GreenTree Hospitality Group recently announced its first franchised hotel in the United States. What was the Arizona Inn in Prescott Valley, Ariz. has been rebranded as a GreenTree Inn property. Pro Hospitality One PV LLC will operate it under the franchise agreement. This property joins GreenTree Sedona and GreenTree Flagstaff, continuing to grow the GreenTree presence throughout northern Arizona.

Kevin Brooks, managing director for GreenTree Hospitality Group, says there is currently great interest in the franchise concept, with several others already in the pipeline. “We are an owner-centric brand,” Brooks says. “We want to be able to partner with franchisees and make them as successful as possible.”

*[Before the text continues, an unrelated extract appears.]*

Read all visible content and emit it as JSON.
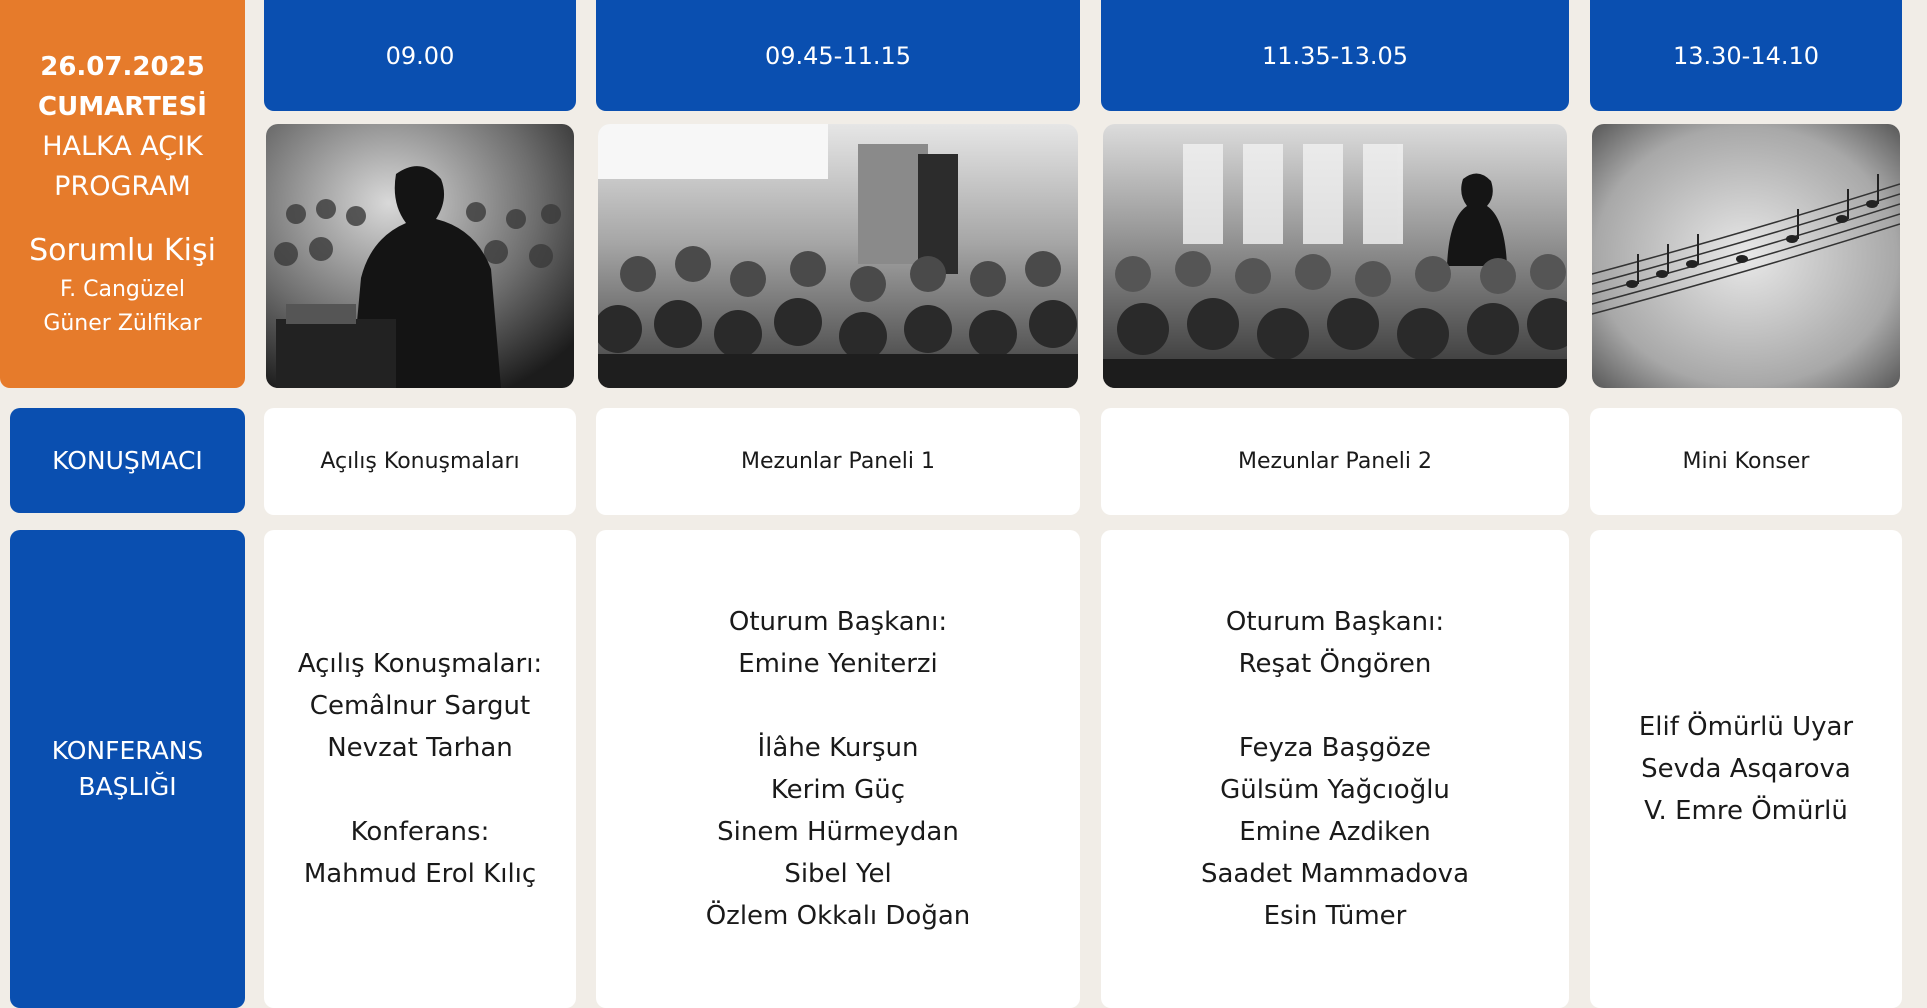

GreenTree Inns take sustainability to heart, without over-playing it, Brooks says.  GreenTree is more subtle about our efforts, and not “in your face” about it.

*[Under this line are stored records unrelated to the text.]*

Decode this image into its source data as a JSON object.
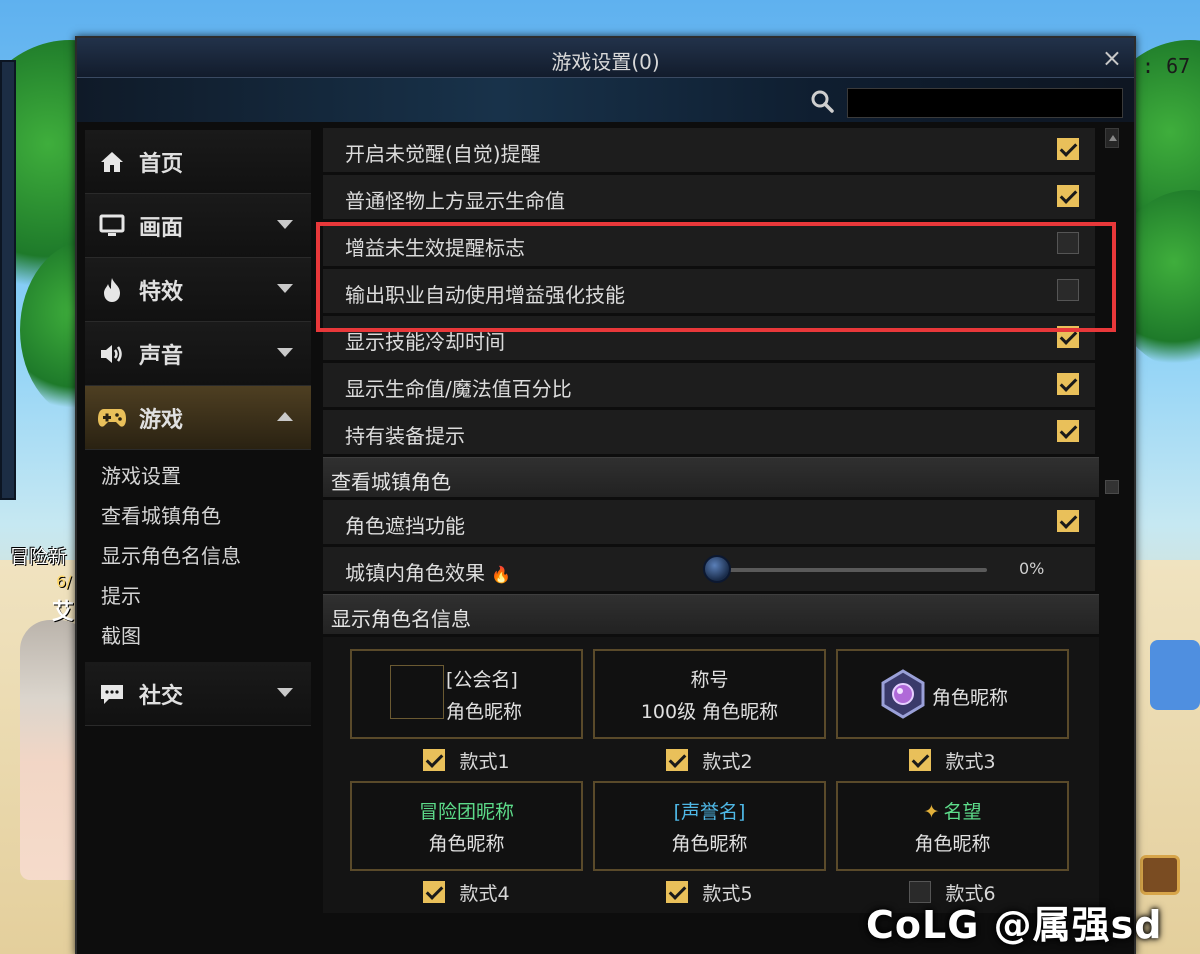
{
  "window": {
    "title": "游戏设置(0)",
    "close": "×"
  },
  "search": {
    "value": ""
  },
  "sidebar": {
    "items": [
      {
        "label": "首页",
        "icon": "home-icon"
      },
      {
        "label": "画面",
        "icon": "monitor-icon"
      },
      {
        "label": "特效",
        "icon": "flame-icon"
      },
      {
        "label": "声音",
        "icon": "speaker-icon"
      },
      {
        "label": "游戏",
        "icon": "gamepad-icon",
        "active": true
      },
      {
        "label": "社交",
        "icon": "chat-icon"
      }
    ],
    "sub_items": [
      "游戏设置",
      "查看城镇角色",
      "显示角色名信息",
      "提示",
      "截图"
    ]
  },
  "settings": {
    "rows": [
      {
        "label": "开启未觉醒(自觉)提醒",
        "checked": true
      },
      {
        "label": "普通怪物上方显示生命值",
        "checked": true
      },
      {
        "label": "增益未生效提醒标志",
        "checked": false
      },
      {
        "label": "输出职业自动使用增益强化技能",
        "checked": false
      },
      {
        "label": "显示技能冷却时间",
        "checked": true
      },
      {
        "label": "显示生命值/魔法值百分比",
        "checked": true
      },
      {
        "label": "持有装备提示",
        "checked": true
      }
    ],
    "section_town": "查看城镇角色",
    "town_rows": [
      {
        "label": "角色遮挡功能",
        "checked": true
      }
    ],
    "town_effect": {
      "label": "城镇内角色效果",
      "value": "0%",
      "level": 0
    },
    "section_names": "显示角色名信息"
  },
  "name_styles": {
    "cards": [
      {
        "line1": "[公会名]",
        "line2": "角色昵称",
        "style": "款式1",
        "checked": true
      },
      {
        "line1": "称号",
        "line2": "100级 角色昵称",
        "style": "款式2",
        "checked": true
      },
      {
        "line1": "角色昵称",
        "line2": "",
        "style": "款式3",
        "checked": true
      },
      {
        "line1": "冒险团昵称",
        "line2": "角色昵称",
        "style": "款式4",
        "checked": true
      },
      {
        "line1": "[声誉名]",
        "line2": "角色昵称",
        "style": "款式5",
        "checked": true
      },
      {
        "line1": "名望",
        "line2": "角色昵称",
        "style": "款式6",
        "checked": false
      }
    ]
  },
  "hud": {
    "left_name": "冒险新",
    "left_sub": "6/",
    "left_tag": "艾",
    "timer": ": 67"
  },
  "watermark": "CoLG @属强sd",
  "colors": {
    "accent_gold": "#e9c05a",
    "highlight_red": "#e8383a",
    "green_text": "#5ddc8a",
    "blue_text": "#4fb8e6"
  }
}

Dispensers are a Brand Standard

Bathroom dispensers are a brand standard which means a huge reduction in plastic bottle waste. “There is not only the cost savings benefit but a smaller environmental impact,” Brooks says. “We are receiving very positive feedback from our guests and franchisees alike. We have selected compostable products in our breakfast areas as well, continuing efforts on our sustainability approach.”

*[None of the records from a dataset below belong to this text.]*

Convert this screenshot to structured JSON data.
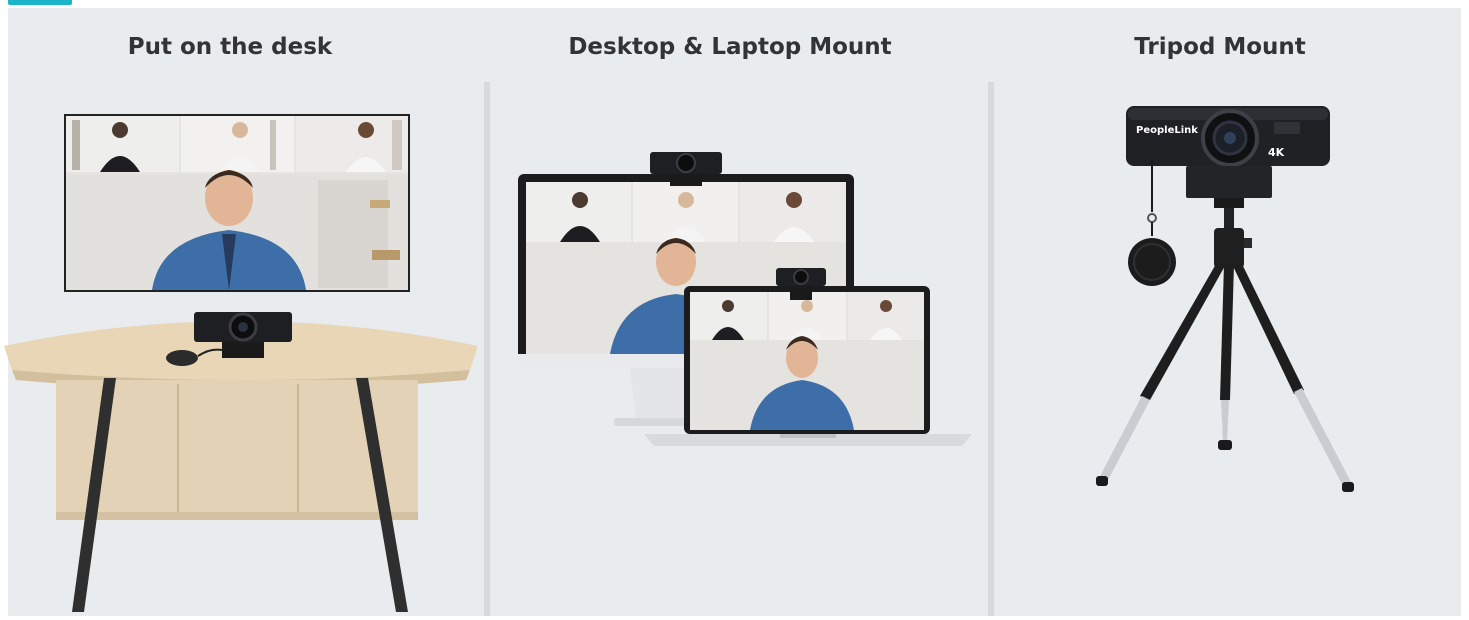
{
  "columns": [
    {
      "title": "Put on the desk"
    },
    {
      "title": "Desktop & Laptop Mount"
    },
    {
      "title": "Tripod Mount"
    }
  ],
  "camera": {
    "brand": "PeopleLink",
    "badge": "4K"
  },
  "colors": {
    "background": "#e8ecef",
    "divider": "#d6dadd",
    "title_text": "#333333",
    "accent": "#1cb4c9"
  }
}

While LED light bulbs are optional for franchisees, they are strongly recommended by the brand. The GreenTree Inn & Suites, Phoenix Airport was the first GreenTree Inn property to transition to LED light bulbs. It had previously been using CFLs in its common areas and guestrooms. Although the CFLs were Energy Star rated, they only had a six-month performance life, proving their lack of efficiency. An environmental consultant recommended to replace the existing 1,850, 40-watt CFLs, with 7-watt A-bulb LEDs. They further recommended replacing 65-watt BR30 bulbs with 9-watt BR30 LEDs. These bulbs are ideal for down-light applications, and their lifespan is nearly 10 times longer than the previously used CFLs. By transitioning to new LED options, the hotel has saved more than 80 percent on lighting-related energy costs. Maintenance time spent on changing bulbs has also been dramatically reduced, and has been implemented at other properties.

Amanda Saye, Director of Marketing, GreenTree Hospitality Group, shared that even their marketing campaigns take on an environmental friendly twist; recently mini-trees have been sent out to prospective franchisees, and for every reservation that a guest makes using a special code, a dollar is donated to the Arbor Day Foundation.